A number of threats have influenced the arguments behind Coface forecasts: today, the world economy shares the economic characteristics of Japan, with low growth despite ultra-expansionist monetary policies, volatile financial markets and zero inflationary pressure..
The Japanese economy is also hindered by low consumption levels. The evaluation of the yen earlier this year and the ineffectiveness of the Abenomics initiatives deployed have led the Bank of Japan to adopt negative interest rates. After placing the country under negative watch in January 2016, Coface has downgraded Japan's assessment to A2.
Tensions and uncertainties lead to increased risks
Chinese slowdown and low oil prices
While the Central Bank of China has reduced its mandatory reserves, supporting Coface’s growth forecast of 6.5% in 2016, the risk of a more significant slowdown remains. In parallel, the fall in oil prices has brought budgetary difficulties to exporting countries - their deficits are increasing more rapidly and operations in the hydrocarbon segment are challenged by negative external effects. These factors have led to several downgrades and negative watches.
- Malaysia (new A3 assessment) is suffering from low prices for raw materials and the scandal over the 1MBD sovereign wealth fund. Investor confidence has been affected, against a backdrop of high household debt and low external demand. The country’s growing political risks add to the problem.
- The Sultanate of Oman (new A4 assessment) remains one of the most vulnerable economies in the region when faced with low oil prices. Its short-term production capacity remains limited, while oil income (almost 85% of public income) dropped by 36.3% in 2015.

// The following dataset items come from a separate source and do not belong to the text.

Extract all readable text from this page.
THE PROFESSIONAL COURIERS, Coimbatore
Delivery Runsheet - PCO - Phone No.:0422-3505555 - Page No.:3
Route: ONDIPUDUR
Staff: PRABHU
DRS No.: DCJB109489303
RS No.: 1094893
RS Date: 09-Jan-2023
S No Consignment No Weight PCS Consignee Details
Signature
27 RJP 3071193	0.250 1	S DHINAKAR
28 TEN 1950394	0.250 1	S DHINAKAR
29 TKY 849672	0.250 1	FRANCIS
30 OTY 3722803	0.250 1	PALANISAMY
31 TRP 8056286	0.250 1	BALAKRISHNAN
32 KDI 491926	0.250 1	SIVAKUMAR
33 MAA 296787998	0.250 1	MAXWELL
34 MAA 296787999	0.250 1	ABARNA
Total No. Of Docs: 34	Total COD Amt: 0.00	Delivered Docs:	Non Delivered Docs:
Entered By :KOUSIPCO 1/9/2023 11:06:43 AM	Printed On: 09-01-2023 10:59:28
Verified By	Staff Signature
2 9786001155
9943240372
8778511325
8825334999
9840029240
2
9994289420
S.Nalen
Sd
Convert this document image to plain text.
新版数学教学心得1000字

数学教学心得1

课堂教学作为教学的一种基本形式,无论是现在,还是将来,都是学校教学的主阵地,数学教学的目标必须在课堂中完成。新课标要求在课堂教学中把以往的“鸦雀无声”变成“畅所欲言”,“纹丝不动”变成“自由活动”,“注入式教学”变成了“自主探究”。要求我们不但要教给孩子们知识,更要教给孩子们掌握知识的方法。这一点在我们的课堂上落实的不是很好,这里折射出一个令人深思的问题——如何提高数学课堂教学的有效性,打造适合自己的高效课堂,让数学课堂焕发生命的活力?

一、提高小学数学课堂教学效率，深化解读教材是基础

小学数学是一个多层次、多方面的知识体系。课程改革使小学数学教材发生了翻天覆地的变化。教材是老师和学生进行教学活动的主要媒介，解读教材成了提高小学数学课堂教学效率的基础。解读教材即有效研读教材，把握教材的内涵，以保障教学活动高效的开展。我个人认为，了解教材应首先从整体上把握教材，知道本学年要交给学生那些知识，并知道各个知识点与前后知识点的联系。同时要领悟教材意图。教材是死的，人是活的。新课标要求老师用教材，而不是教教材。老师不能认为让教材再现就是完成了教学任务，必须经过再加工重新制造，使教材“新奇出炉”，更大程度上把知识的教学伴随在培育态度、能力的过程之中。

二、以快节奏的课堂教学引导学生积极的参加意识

- Kazakhstan exports (new C assessement) to China have slowed, while the country has also been affected by Russia’s recession and low oil prices.
- Saudi Arabia (A4, now under negative watch) has seen its public deficit expand. Prices remain low and company confidence indexes are starting to deteriorate.
- To date, Kuwait (A2, now under negative watch) has been less affected. It may see its public and external accounts downgraded in 2016.
Increased political risks
The rise in political instability could have a serious impact on economies already affected by the global slowdown. Moreover, the logical follow-on from a deterioration in economic conditions, is a rise in discontent within populations and weakening national unity.
- Armenia has joined the D category, which includes countries where companies are facing a very high probability of default. The country is impacted by the Russian recession (the number of Armenian workers in Russia dropped by 5% in 2015). It is also facing growing frustration from the population over corruption and weak economic performance, which is contributing to the deterioration of its social and political situation.